Una nueva obra llegó a la galería favorita del señor Brown, quien partió de su casa de buena gana para descubrirla. Pero, apenas su bastón se apoyó en el suelo del local, sintió como si una mano oprimiera su viejo corazón, pues aquella pintura era un caos geométrico en toda su expresión. El fondo azul eléctrico jugaba con la esfera naranja de la esquina izquierda, y un circulo negro miraba impasible al espectador, encerrado en un rombo blanco. De alguna manera, dejaba entrever que se trataba de una mujer hecha de figuras geométricas.
Enfurecido, el señor Brown se dio media vuelta y salió a toda prisa del local con la cara roja de la indignación. «¿Cómo es posible que semejante desorden sea el foco de la exposición? ¿Cuál es el atractivo de ese lienzo?». No podía sacarse de la cabeza la silueta irracional y deforme de la pintura.
El señor Brown decidió despejarse en el ático, en donde tenía su taller. Así fue como, al anochecer, terminó un óleo de una hermosa mujer de pelo largo, ataviada con un vestido blanco que ondeaba al viento. Satisfecho, cenó rápidamente y se fue a dormir.
Soñó que presentaba su cuadro en la galería, frente a una multitud que lo aclamaba como en sus años dorados. Repentinamente, se iluminó otra pared del local, en donde colgaba la mujer geométrica, que presumía de su vestido de triángulos. Horrorizado, el señor Brown observó como todas las cabezas se giraban hacia aquella pintura, que enseguida despertó la admiración del público. Brown se quedó junto a su obra, subyugado por la mirada de la mujer geométrica, que le había clavado sus pupilas negras, inmutable, ajena, preciosa.
A la mañana siguiente no se encontraba tan satisfecho con su cuadro. «Es el color del vestido», pensó, convencido de que era de un blanco simplón. Lo cambió por un verde brillante, que juzgó original. Pero tampoco le gustaba el cielo, cuyos tonos intensificó. Un día después, la piel morena de su modelo se volvió pálida, y los labios se encendieron en un rojo. Luego, agregó algunas pinceladas en las esquinas y pensó que unas figuras, parecidas a picos de montañas, quedarían bien a la derecha de la tela. Pero, por muchos cambios que hacía, sentía que no eran suficientes.

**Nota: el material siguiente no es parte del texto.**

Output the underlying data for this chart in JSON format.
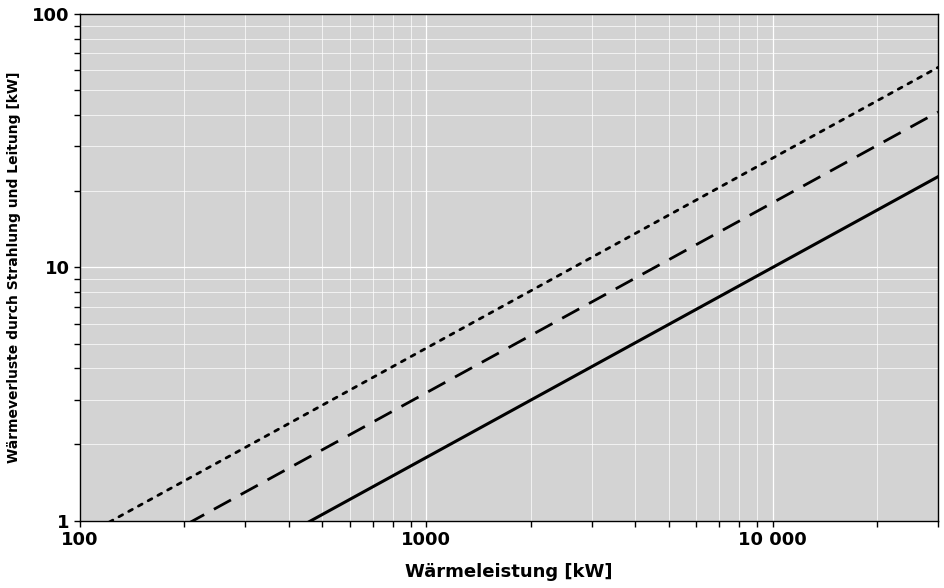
{
  "xlabel": "Wärmeleistung [kW]",
  "ylabel": "Wärmeverluste durch Strahlung und Leitung [kW]",
  "xlim": [
    100,
    30000
  ],
  "ylim": [
    1,
    100
  ],
  "background_color": "#d3d3d3",
  "grid_color": "#ffffff",
  "lines": [
    {
      "label": "solid",
      "style": "solid",
      "lw": 2.2,
      "color": "#000000",
      "coeff": 0.01,
      "exponent": 0.75
    },
    {
      "label": "dashed",
      "style": "dashed",
      "lw": 2.0,
      "color": "#000000",
      "coeff": 0.018,
      "exponent": 0.75
    },
    {
      "label": "dotted",
      "style": "dotted",
      "lw": 2.0,
      "color": "#000000",
      "coeff": 0.027,
      "exponent": 0.75
    }
  ],
  "xticks": [
    100,
    1000,
    10000
  ],
  "xtick_labels": [
    "100",
    "1000",
    "10 000"
  ],
  "yticks": [
    1,
    10,
    100
  ],
  "ytick_labels": [
    "1",
    "10",
    "100"
  ],
  "figsize": [
    9.45,
    5.88
  ],
  "dpi": 100
}
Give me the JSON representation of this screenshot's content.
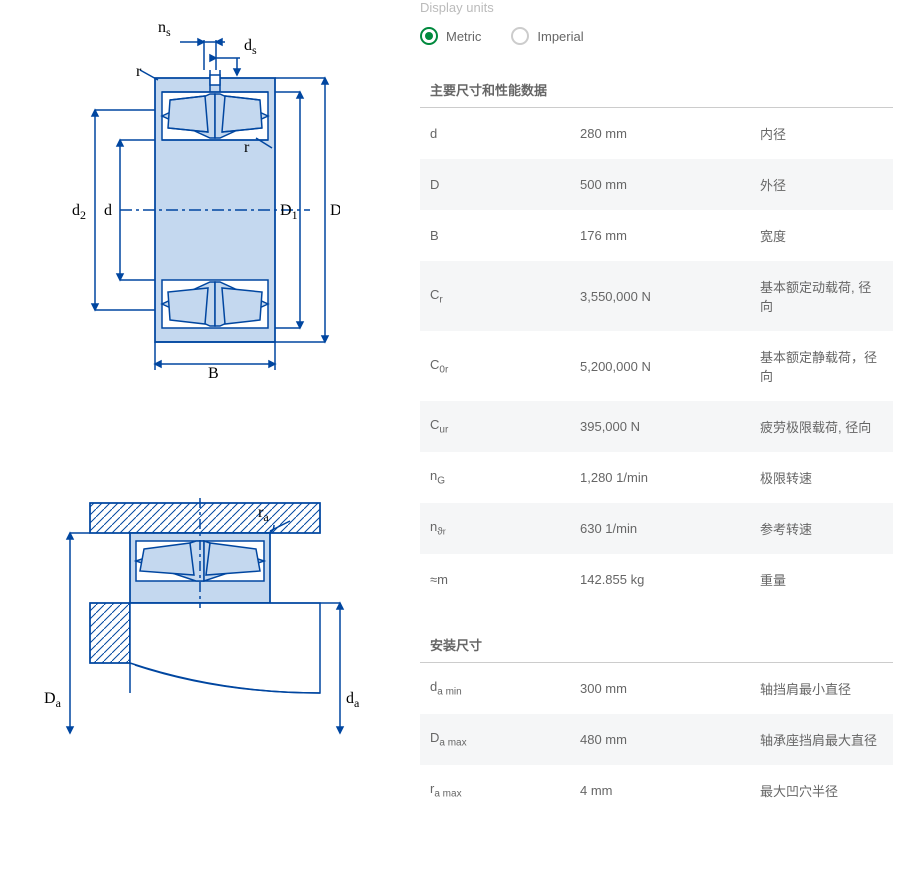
{
  "displayUnitsLabel": "Display units",
  "radios": {
    "metric": "Metric",
    "imperial": "Imperial"
  },
  "section1": {
    "title": "主要尺寸和性能数据",
    "rows": [
      {
        "sym": "d",
        "sub": "",
        "sub2": "",
        "val": "280 mm",
        "desc": "内径"
      },
      {
        "sym": "D",
        "sub": "",
        "sub2": "",
        "val": "500 mm",
        "desc": "外径"
      },
      {
        "sym": "B",
        "sub": "",
        "sub2": "",
        "val": "176 mm",
        "desc": "宽度"
      },
      {
        "sym": "C",
        "sub": "r",
        "sub2": "",
        "val": "3,550,000 N",
        "desc": "基本额定动载荷, 径向"
      },
      {
        "sym": "C",
        "sub": "0r",
        "sub2": "",
        "val": "5,200,000 N",
        "desc": "基本额定静载荷，径向"
      },
      {
        "sym": "C",
        "sub": "ur",
        "sub2": "",
        "val": "395,000 N",
        "desc": "疲劳极限载荷, 径向"
      },
      {
        "sym": "n",
        "sub": "G",
        "sub2": "",
        "val": "1,280 1/min",
        "desc": "极限转速"
      },
      {
        "sym": "n",
        "sub": "ϑ",
        "sub2": "r",
        "val": "630 1/min",
        "desc": "参考转速"
      },
      {
        "sym": "≈m",
        "sub": "",
        "sub2": "",
        "val": "142.855 kg",
        "desc": "重量"
      }
    ]
  },
  "section2": {
    "title": "安装尺寸",
    "rows": [
      {
        "sym": "d",
        "sub": "a min",
        "sub2": "",
        "val": "300 mm",
        "desc": "轴挡肩最小直径"
      },
      {
        "sym": "D",
        "sub": "a max",
        "sub2": "",
        "val": "480 mm",
        "desc": "轴承座挡肩最大直径"
      },
      {
        "sym": "r",
        "sub": "a max",
        "sub2": "",
        "val": "4 mm",
        "desc": "最大凹穴半径"
      }
    ]
  },
  "diagramLabels": {
    "ns": "n",
    "nssub": "s",
    "ds": "d",
    "dssub": "s",
    "r1": "r",
    "r2": "r",
    "d2": "d",
    "d2sub": "2",
    "d": "d",
    "D1": "D",
    "D1sub": "1",
    "D": "D",
    "B": "B",
    "ra": "r",
    "rasub": "a",
    "Da": "D",
    "Dasub": "a",
    "da": "d",
    "dasub": "a"
  },
  "colors": {
    "stroke": "#0046a0",
    "fill": "#c4d8ef"
  }
}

El señor Brown no percibía que, con cada nueva pincelada, los detalles se hacían menos realistas y las líneas más descuidadas y caóticas. Es decir, que se parecía más y más a una versión humanizada de aquella mujer geométrica.
Una tarde, el señor Brown se encontraba nuevamente en la galería. Paseaba por la sección de pintura contemporánea, a la que dedicaba cada vez más tiempo. Una vez frente a la mujer geométrica, la miró y ella le devolvió la mirada. Fue entonces cuando se le vino a la mente una idea descabellada y muy peligrosa.
Al día siguiente, la policía informó que el cuadro de la mujer geométrica había desaparecido. No tardaron en hallar al culpable, pues los vecinos decidieron colaborar con la investigación. Acusaban al señor Brown de estar obsesionado con la pintura robada. «La habrá robado para contemplarla a todas horas», declaró una mujer. Así que esa misma noche, el señor Brown fue arrestado. Dicen que soltaba frases incoherentes: «¡La he terminado!…» «¡Todos la amarán!».
Cuando los oficiales entraron en el estudio del señor Brown, se encontraron que en las paredes había diversos lienzos con bocetos incoherentes y escenarios incompletos de lo que parecía ser una mujer que miraba fijamente al frente. El centro había dos obras acabadas exactamente iguales. Una era la mujer geométrica original, deslumbrante en su belleza irracional. La otra, la pintura del señor Brown, quien confesó que se la había llevado de la galería no para contemplarla, sino para copiarla. Ambas pinturas eran tan parecidas, que los oficiales no supieron cuál correspondía a la verdadera y cuál era su copia.